Evaluation is limited to NLU tasks (classification and QA); effectiveness on generative tasks such as instruction following remains unexplored.
Only scaling factors can be fine-tuned (limited granularity); unlike LoRA, QZO cannot learn new low-rank parameters.
Comparison with LoRA-based quantized fine-tuning (e.g., QLoRA) is absent.
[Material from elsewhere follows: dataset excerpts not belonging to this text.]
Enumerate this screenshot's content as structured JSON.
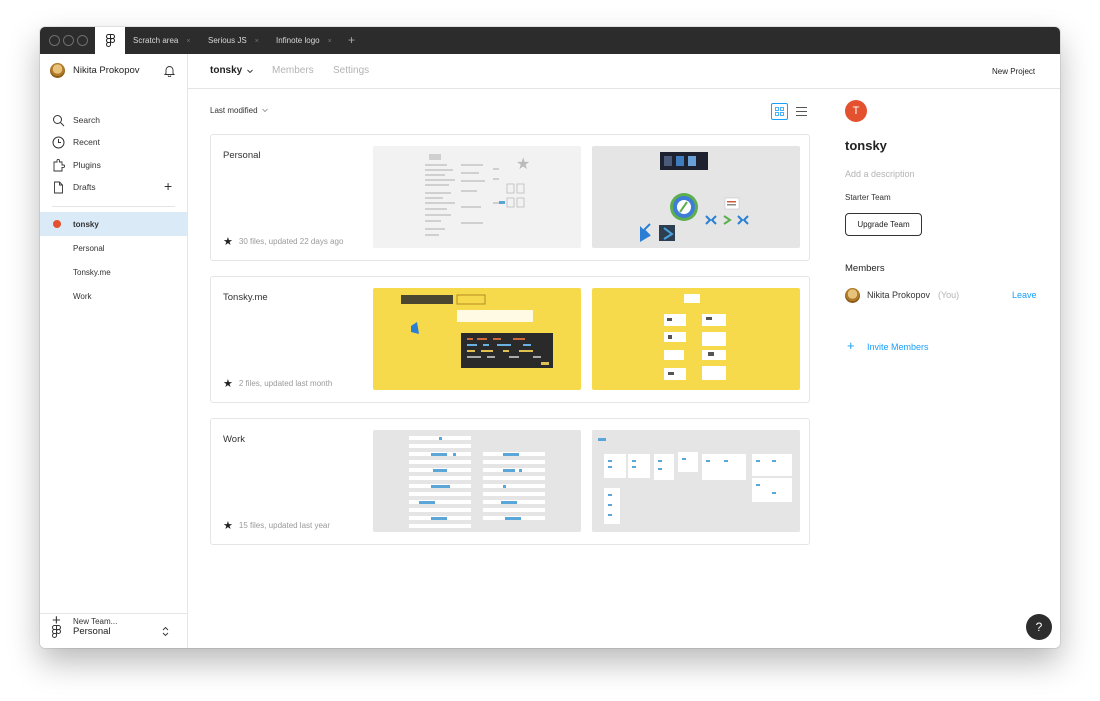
{
  "tabs": [
    {
      "label": "Scratch area"
    },
    {
      "label": "Serious JS"
    },
    {
      "label": "Infinote logo"
    }
  ],
  "tab_close": "×",
  "tab_add": "+",
  "sidebar": {
    "user_name": "Nikita Prokopov",
    "nav": [
      {
        "label": "Search",
        "icon": "search-icon"
      },
      {
        "label": "Recent",
        "icon": "clock-icon"
      },
      {
        "label": "Plugins",
        "icon": "plugin-icon"
      },
      {
        "label": "Drafts",
        "icon": "file-icon"
      }
    ],
    "drafts_add": "+",
    "teams": [
      {
        "label": "tonsky"
      },
      {
        "label": "Personal"
      },
      {
        "label": "Tonsky.me"
      },
      {
        "label": "Work"
      }
    ],
    "new_team_plus": "+",
    "new_team": "New Team...",
    "workspace": "Personal",
    "workspace_chevron": "⌃⌄"
  },
  "header": {
    "team_name": "tonsky",
    "chevron": "⌄",
    "tab_members": "Members",
    "tab_settings": "Settings",
    "new_project": "New Project"
  },
  "main": {
    "sort_label": "Last modified",
    "sort_chevron": "⌄",
    "projects": [
      {
        "name": "Personal",
        "meta": "30 files, updated 22 days ago"
      },
      {
        "name": "Tonsky.me",
        "meta": "2 files, updated last month"
      },
      {
        "name": "Work",
        "meta": "15 files, updated last year"
      }
    ]
  },
  "right_panel": {
    "avatar_letter": "T",
    "team_name": "tonsky",
    "description_placeholder": "Add a description",
    "plan": "Starter Team",
    "upgrade_button": "Upgrade Team",
    "members_heading": "Members",
    "member_name": "Nikita Prokopov",
    "member_you": "(You)",
    "leave_link": "Leave",
    "invite_plus": "+",
    "invite_label": "Invite Members"
  },
  "help": "?",
  "colors": {
    "accent_blue": "#18a0fb",
    "team_orange": "#e4512f",
    "active_bg": "#daebf7",
    "yellow_thumb": "#f7d94c",
    "gray_thumb": "#e5e5e5",
    "titlebar": "#2c2c2c"
  }
}
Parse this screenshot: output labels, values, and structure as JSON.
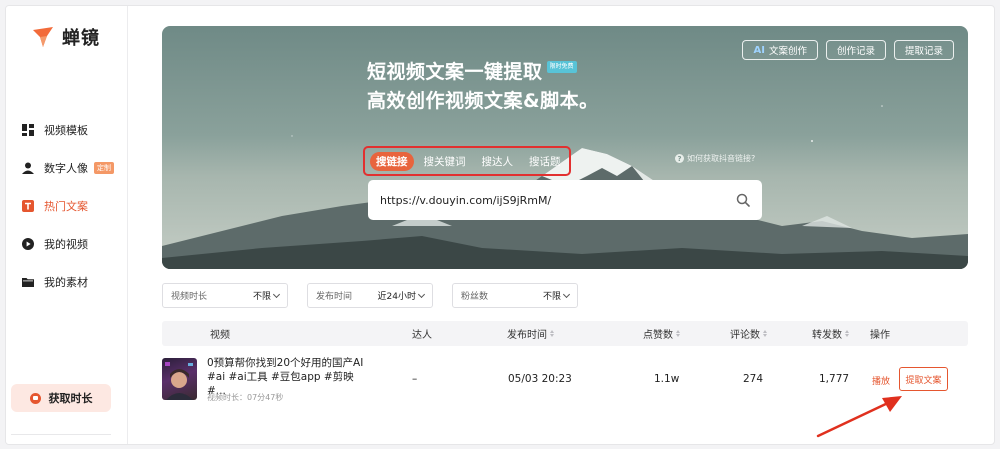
{
  "brand": {
    "name": "蝉镜"
  },
  "sidebar": {
    "items": [
      {
        "label": "视频模板",
        "icon": "grid-icon"
      },
      {
        "label": "数字人像",
        "icon": "user-icon",
        "badge": "定制"
      },
      {
        "label": "热门文案",
        "icon": "text-icon"
      },
      {
        "label": "我的视频",
        "icon": "play-icon"
      },
      {
        "label": "我的素材",
        "icon": "folder-icon"
      }
    ],
    "active_index": 2,
    "cta_label": "获取时长"
  },
  "hero": {
    "buttons": {
      "ai_prefix": "AI",
      "ai_label": "文案创作",
      "history": "创作记录",
      "extract_history": "提取记录"
    },
    "title_line1": "短视频文案一键提取",
    "free_tag": "限时免费",
    "title_line2": "高效创作视频文案&脚本。",
    "tabs": [
      "搜链接",
      "搜关键词",
      "搜达人",
      "搜话题"
    ],
    "active_tab": 0,
    "help_text": "如何获取抖音链接?",
    "search_value": "https://v.douyin.com/ijS9jRmM/"
  },
  "filters": [
    {
      "label": "视频时长",
      "value": "不限"
    },
    {
      "label": "发布时间",
      "value": "近24小时"
    },
    {
      "label": "粉丝数",
      "value": "不限"
    }
  ],
  "table": {
    "headers": {
      "video": "视频",
      "creator": "达人",
      "publish_time": "发布时间",
      "likes": "点赞数",
      "comments": "评论数",
      "shares": "转发数",
      "actions": "操作"
    },
    "rows": [
      {
        "title": "0预算帮你找到20个好用的国产AI #ai #ai工具 #豆包app #剪映 #...",
        "duration": "视频时长：07分47秒",
        "creator": "–",
        "publish_time": "05/03 20:23",
        "likes": "1.1w",
        "comments": "274",
        "shares": "1,777",
        "play_label": "播放",
        "extract_label": "提取文案"
      }
    ]
  },
  "colors": {
    "accent": "#e5562f",
    "highlight_box": "#e23030",
    "arrow": "#e0301e"
  }
}
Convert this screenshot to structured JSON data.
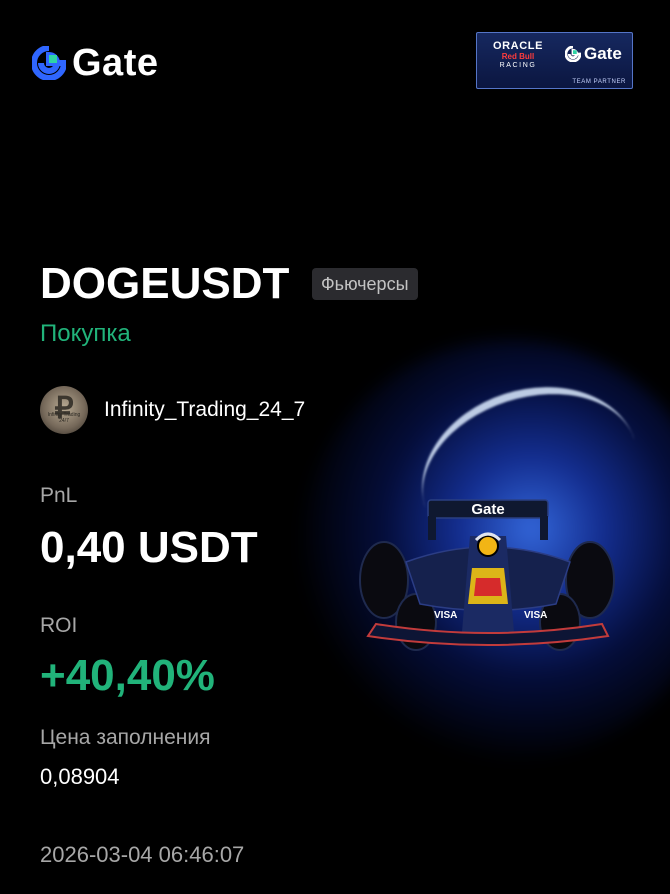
{
  "brand": {
    "name": "Gate",
    "icon": "gate-logo-icon",
    "accent_color": "#2f66ff"
  },
  "partner_badge": {
    "line1": "ORACLE",
    "line2": "Red Bull",
    "line3": "RACING",
    "brand": "Gate",
    "subtitle": "TEAM PARTNER"
  },
  "trade": {
    "symbol": "DOGEUSDT",
    "market": "Фьючерсы",
    "direction": "Покупка",
    "trader_name": "Infinity_Trading_24_7",
    "avatar_lettering": "Infinity Trading 24/7",
    "pnl_label": "PnL",
    "pnl_value": "0,40 USDT",
    "roi_label": "ROI",
    "roi_value": "+40,40%",
    "fill_price_label": "Цена заполнения",
    "fill_price_value": "0,08904",
    "timestamp": "2026-03-04 06:46:07"
  },
  "car_livery": {
    "rear_wing_text": "Gate",
    "sidepod_text": "VISA"
  },
  "colors": {
    "background": "#000000",
    "positive": "#21b37a",
    "muted": "#a7a7a7",
    "badge_bg": "#2b2b2f",
    "glow_blue": "#2f5dff"
  }
}
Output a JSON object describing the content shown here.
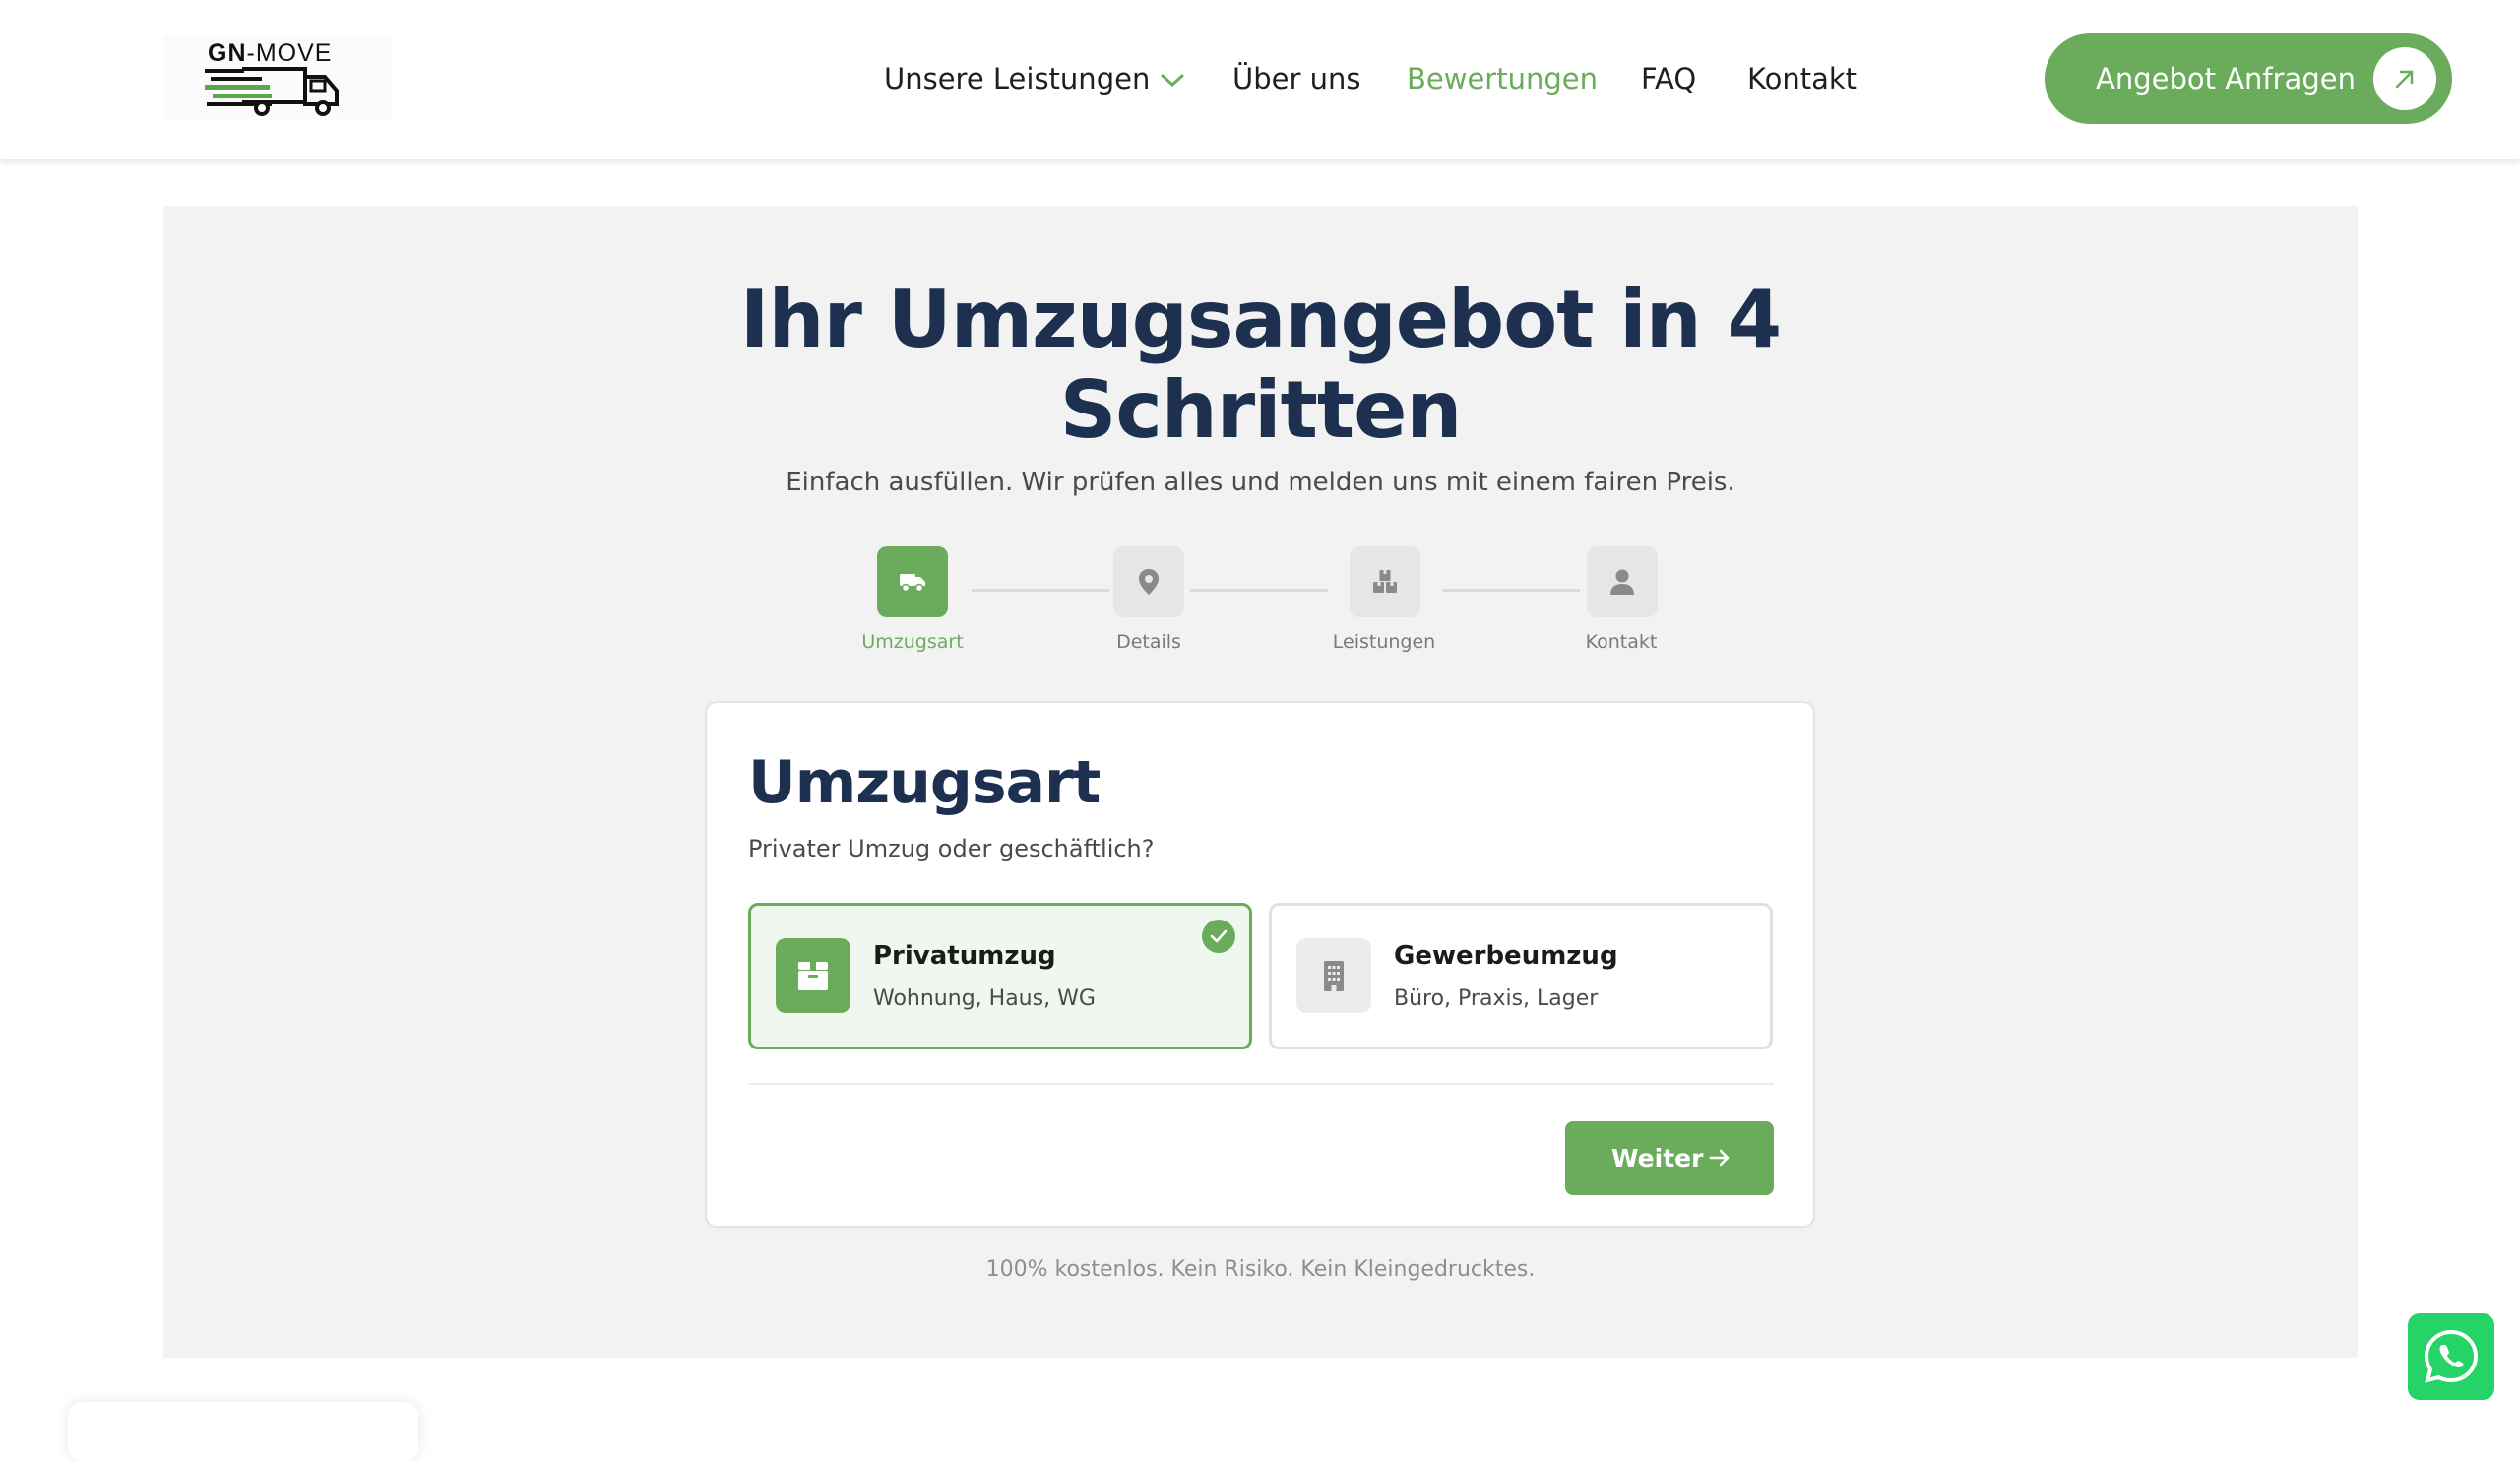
{
  "header": {
    "logo_text_bold": "GN",
    "logo_text_rest": "-MOVE",
    "nav": [
      {
        "label": "Unsere Leistungen",
        "icon": "chevron-down-icon"
      },
      {
        "label": "Über uns"
      },
      {
        "label": "Bewertungen",
        "active": true
      },
      {
        "label": "FAQ"
      },
      {
        "label": "Kontakt"
      }
    ],
    "cta_label": "Angebot Anfragen",
    "cta_icon": "arrow-up-right-icon"
  },
  "hero": {
    "title_line1": "Ihr Umzugsangebot in 4",
    "title_line2": "Schritten",
    "subtitle": "Einfach ausfüllen. Wir prüfen alles und melden uns mit einem fairen Preis."
  },
  "steps": [
    {
      "label": "Umzugsart",
      "icon": "truck-icon",
      "active": true
    },
    {
      "label": "Details",
      "icon": "map-pin-icon",
      "active": false
    },
    {
      "label": "Leistungen",
      "icon": "boxes-icon",
      "active": false
    },
    {
      "label": "Kontakt",
      "icon": "user-icon",
      "active": false
    }
  ],
  "card": {
    "title": "Umzugsart",
    "subtitle": "Privater Umzug oder geschäftlich?",
    "options": [
      {
        "title": "Privatumzug",
        "desc": "Wohnung, Haus, WG",
        "icon": "box-icon",
        "selected": true
      },
      {
        "title": "Gewerbeumzug",
        "desc": "Büro, Praxis, Lager",
        "icon": "building-icon",
        "selected": false
      }
    ],
    "next_label": "Weiter"
  },
  "footnote": "100% kostenlos. Kein Risiko. Kein Kleingedrucktes.",
  "colors": {
    "accent": "#6aac5c",
    "heading": "#1e3050",
    "panel_bg": "#f2f2f2",
    "whatsapp": "#25d366"
  }
}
vs. MeZO: MeZO applies zeroth-order optimization to full-precision models; QZO applies it to quantized models, achieving comparable performance at 1/5 the memory footprint.
vs. QLoRA: QLoRA combines quantization with LoRA-based fine-tuning but still requires gradient storage. QZO eliminates gradient storage entirely, achieving lower memory at a potential cost in expressiveness.
vs. ZO-signSGD: Prior quantized zeroth-order work requires quantizing the perturbation noise and applying sign SGD on discrete weights; QZO is more efficient and flexible.

Rating¶

Novelty: ⭐⭐⭐⭐ — The idea of perturbing quantization scaling factors is intuitive and effective.
Experimental Thoroughness: ⭐⭐⭐ — Limited dataset variety; comparison with QLoRA is missing.
Writing Quality: ⭐⭐⭐⭐ — Method description is clear and theoretical proofs are complete.
Value: ⭐⭐⭐⭐ — Directly practical for extremely resource-constrained deployment scenarios.